Universal life insurance is a contract which states that you have death benefit as long as the cost of insurance is paid. The insurance cost increases every year like yearly renewable term ($500 one year, then $520 the next year, then $550 the year after, etc.).
Your premium is higher in the earlier years than the cost of insurance and the surplus is held as cash value and credited with an interest rate specific to your contract and carrier.
The play here is that in later years, your cash value (surplus premiums plus compounded interest) is sufficient to fund the premiums in later years when the insurance cost is higher than the premium you are paying. Your cash value will go up in the early years, slow in growth as some of the growth is allocated to insurance cost, then the cash value may start to decrease in the later years, depending on how the math works out with your specific policy design. A well-funded universal life contract may not see a decrease in cash value ever, or it may start to decrease and near zero early in the contract. It just depends. The key is to fund your contract in a way that fits your financial situation and that sets reasonable expectations for cash value growth over time.

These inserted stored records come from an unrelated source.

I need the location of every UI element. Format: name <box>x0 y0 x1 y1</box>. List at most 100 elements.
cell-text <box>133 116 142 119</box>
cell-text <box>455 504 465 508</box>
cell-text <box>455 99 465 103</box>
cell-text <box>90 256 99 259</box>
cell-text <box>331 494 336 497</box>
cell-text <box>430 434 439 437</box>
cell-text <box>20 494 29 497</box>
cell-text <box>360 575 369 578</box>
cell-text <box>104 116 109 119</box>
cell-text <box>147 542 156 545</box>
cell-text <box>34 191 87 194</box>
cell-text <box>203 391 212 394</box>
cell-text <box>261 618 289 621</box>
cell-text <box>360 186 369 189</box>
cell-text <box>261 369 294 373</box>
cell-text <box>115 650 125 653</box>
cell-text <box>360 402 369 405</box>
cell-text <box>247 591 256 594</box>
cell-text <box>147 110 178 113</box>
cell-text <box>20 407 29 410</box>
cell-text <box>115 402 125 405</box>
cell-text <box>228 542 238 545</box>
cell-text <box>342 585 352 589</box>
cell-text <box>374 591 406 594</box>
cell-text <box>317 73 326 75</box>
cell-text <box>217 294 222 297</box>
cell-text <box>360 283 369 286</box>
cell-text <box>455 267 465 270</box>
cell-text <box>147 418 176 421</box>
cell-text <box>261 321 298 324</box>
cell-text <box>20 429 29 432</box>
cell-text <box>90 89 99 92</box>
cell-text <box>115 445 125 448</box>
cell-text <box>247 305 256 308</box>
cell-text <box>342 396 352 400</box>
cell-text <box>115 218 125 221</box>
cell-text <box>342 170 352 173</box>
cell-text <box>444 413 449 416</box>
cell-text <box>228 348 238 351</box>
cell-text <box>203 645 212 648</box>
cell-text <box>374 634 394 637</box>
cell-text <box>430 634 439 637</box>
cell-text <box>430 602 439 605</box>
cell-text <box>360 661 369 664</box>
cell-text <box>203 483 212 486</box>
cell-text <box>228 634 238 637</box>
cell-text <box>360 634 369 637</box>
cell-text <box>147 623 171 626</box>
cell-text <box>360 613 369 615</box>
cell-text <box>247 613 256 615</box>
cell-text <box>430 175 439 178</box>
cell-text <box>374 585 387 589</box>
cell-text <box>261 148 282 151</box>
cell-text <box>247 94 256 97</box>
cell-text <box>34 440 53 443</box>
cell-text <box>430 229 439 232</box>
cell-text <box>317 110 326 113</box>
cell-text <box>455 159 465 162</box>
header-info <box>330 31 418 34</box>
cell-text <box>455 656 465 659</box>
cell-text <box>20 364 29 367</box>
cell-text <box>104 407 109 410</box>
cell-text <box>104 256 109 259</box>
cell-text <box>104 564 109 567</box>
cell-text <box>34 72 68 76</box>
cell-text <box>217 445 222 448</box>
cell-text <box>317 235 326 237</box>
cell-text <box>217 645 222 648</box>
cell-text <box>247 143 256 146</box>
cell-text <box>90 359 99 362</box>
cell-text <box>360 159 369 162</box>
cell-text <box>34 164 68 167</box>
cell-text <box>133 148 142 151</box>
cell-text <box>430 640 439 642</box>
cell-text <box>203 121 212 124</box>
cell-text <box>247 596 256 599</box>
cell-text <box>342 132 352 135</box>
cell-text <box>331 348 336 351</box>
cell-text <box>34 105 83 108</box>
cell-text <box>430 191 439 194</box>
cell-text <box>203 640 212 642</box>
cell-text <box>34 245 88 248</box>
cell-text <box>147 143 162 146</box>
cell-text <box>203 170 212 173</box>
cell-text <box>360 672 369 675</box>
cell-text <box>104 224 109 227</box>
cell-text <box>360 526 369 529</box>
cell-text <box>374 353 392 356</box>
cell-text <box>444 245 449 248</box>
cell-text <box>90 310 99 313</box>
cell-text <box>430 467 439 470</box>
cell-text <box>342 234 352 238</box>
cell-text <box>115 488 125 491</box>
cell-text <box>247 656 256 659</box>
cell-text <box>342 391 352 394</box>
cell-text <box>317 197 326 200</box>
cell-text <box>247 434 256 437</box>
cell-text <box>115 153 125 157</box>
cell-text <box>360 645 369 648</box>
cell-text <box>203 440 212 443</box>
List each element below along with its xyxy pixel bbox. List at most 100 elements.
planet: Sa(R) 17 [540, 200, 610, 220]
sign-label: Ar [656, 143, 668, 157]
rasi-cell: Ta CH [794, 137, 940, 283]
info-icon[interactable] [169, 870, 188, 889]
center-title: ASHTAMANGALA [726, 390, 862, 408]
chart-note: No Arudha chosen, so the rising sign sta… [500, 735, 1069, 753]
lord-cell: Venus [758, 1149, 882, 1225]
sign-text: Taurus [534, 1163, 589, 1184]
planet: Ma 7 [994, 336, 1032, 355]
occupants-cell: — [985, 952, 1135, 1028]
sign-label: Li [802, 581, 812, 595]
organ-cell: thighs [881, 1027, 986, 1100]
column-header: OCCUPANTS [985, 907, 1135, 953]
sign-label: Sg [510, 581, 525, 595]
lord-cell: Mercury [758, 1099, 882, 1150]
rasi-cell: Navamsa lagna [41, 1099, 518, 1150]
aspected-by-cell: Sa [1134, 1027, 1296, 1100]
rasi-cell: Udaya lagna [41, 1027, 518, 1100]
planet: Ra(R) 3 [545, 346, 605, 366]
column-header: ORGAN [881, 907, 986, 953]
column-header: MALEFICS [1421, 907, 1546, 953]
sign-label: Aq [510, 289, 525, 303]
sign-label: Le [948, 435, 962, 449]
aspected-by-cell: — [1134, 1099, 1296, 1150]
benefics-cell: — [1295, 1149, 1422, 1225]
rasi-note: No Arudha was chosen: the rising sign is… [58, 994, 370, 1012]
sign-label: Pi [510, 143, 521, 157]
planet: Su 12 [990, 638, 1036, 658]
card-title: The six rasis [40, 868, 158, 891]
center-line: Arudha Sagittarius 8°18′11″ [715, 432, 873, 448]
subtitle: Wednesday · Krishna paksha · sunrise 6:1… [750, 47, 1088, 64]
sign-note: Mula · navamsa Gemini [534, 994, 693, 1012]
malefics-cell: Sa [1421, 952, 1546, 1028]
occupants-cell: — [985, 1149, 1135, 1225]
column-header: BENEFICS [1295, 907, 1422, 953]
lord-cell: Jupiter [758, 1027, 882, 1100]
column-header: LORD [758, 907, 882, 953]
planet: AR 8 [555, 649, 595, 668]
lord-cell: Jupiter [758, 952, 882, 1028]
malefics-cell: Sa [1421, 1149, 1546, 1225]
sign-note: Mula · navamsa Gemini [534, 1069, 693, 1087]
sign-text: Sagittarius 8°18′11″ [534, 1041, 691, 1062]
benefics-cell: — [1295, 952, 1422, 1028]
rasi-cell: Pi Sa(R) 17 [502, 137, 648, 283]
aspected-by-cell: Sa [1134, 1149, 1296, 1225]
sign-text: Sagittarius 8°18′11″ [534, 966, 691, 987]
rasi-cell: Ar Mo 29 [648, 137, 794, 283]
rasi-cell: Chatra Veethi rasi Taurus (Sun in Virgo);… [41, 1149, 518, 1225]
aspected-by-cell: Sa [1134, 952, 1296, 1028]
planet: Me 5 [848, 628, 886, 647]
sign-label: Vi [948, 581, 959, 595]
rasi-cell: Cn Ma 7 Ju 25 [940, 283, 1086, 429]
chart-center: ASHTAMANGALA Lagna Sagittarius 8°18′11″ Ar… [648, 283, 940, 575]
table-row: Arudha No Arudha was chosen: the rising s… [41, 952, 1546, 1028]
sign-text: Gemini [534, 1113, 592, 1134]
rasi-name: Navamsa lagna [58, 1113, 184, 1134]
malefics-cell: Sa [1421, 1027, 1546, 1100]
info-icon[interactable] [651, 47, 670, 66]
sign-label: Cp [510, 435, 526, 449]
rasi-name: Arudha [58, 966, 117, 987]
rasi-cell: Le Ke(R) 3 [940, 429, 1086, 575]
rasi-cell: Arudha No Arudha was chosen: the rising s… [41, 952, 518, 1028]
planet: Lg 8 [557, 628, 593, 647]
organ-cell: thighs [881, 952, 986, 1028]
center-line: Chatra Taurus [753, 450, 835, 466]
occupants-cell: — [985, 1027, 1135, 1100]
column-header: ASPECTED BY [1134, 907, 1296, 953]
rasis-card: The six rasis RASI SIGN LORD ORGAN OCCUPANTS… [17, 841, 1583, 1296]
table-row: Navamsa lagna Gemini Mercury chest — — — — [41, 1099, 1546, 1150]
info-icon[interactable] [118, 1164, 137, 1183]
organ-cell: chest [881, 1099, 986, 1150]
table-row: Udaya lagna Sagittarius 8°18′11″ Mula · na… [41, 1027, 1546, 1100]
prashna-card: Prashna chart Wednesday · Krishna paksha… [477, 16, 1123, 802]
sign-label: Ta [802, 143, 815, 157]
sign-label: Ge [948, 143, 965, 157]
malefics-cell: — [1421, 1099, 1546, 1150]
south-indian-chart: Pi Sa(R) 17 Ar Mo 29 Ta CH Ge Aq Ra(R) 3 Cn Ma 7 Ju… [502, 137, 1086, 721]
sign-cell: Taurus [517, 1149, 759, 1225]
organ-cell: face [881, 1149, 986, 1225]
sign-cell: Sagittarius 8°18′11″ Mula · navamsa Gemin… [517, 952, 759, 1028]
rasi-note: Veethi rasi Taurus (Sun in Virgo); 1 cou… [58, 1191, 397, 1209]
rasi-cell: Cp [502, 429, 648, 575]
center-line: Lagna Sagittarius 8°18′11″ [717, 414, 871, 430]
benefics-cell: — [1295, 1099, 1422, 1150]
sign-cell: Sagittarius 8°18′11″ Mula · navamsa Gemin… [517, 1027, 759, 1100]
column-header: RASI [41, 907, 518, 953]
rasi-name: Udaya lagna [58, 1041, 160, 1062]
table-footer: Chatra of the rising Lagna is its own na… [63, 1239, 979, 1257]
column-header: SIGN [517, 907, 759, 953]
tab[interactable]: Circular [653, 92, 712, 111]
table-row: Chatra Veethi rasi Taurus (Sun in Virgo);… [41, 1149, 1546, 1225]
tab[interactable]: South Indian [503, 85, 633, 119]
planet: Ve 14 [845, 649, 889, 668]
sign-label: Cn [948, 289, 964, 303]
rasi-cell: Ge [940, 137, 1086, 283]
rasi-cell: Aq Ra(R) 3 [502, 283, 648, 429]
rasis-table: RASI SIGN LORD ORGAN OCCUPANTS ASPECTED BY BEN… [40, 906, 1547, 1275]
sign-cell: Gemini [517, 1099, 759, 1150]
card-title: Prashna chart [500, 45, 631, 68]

If the cash value hits zero and you do not pay enough in that year to meet the cost of insurance, then your coverage may lapse and be cancelled if you don’t meet the premium requirement.
Note that a guarantee rider can be added which basically says “if you pay this premium ever year, then your policy will not lapse even if the cash value hits zero.” A GUL or Guaranteed Universal Life contract is essentially a permanent term insurance product - it provides pure risk management value as death benefit with no cash value available to you.
Whole life premiums are higher than universal life premiums, all things being equal, because universal life shifts some risk to the insured. This is not a bad thing, it is just a fact for the owner to consider.
Fixed term insurance
Small note about term insurance
Just so we address it. Term insurance is a very cost effective risk management tool if you are unsure if permanent insurance (whole or universal life) is right for you. Many people are in fact well served with term insurance! Don’t let yourself be hard sold by an agent on a permanent insurance plan that focuses on the insurance and not on you and your own unique situation.
Many businesses and estate planners use universal life insurance for planning because of the greater range in features and policy design flexibility.
Individuals use both whole life and universal life to fit their specific needs and the policy should match up with what the client is looking for, not the other way around.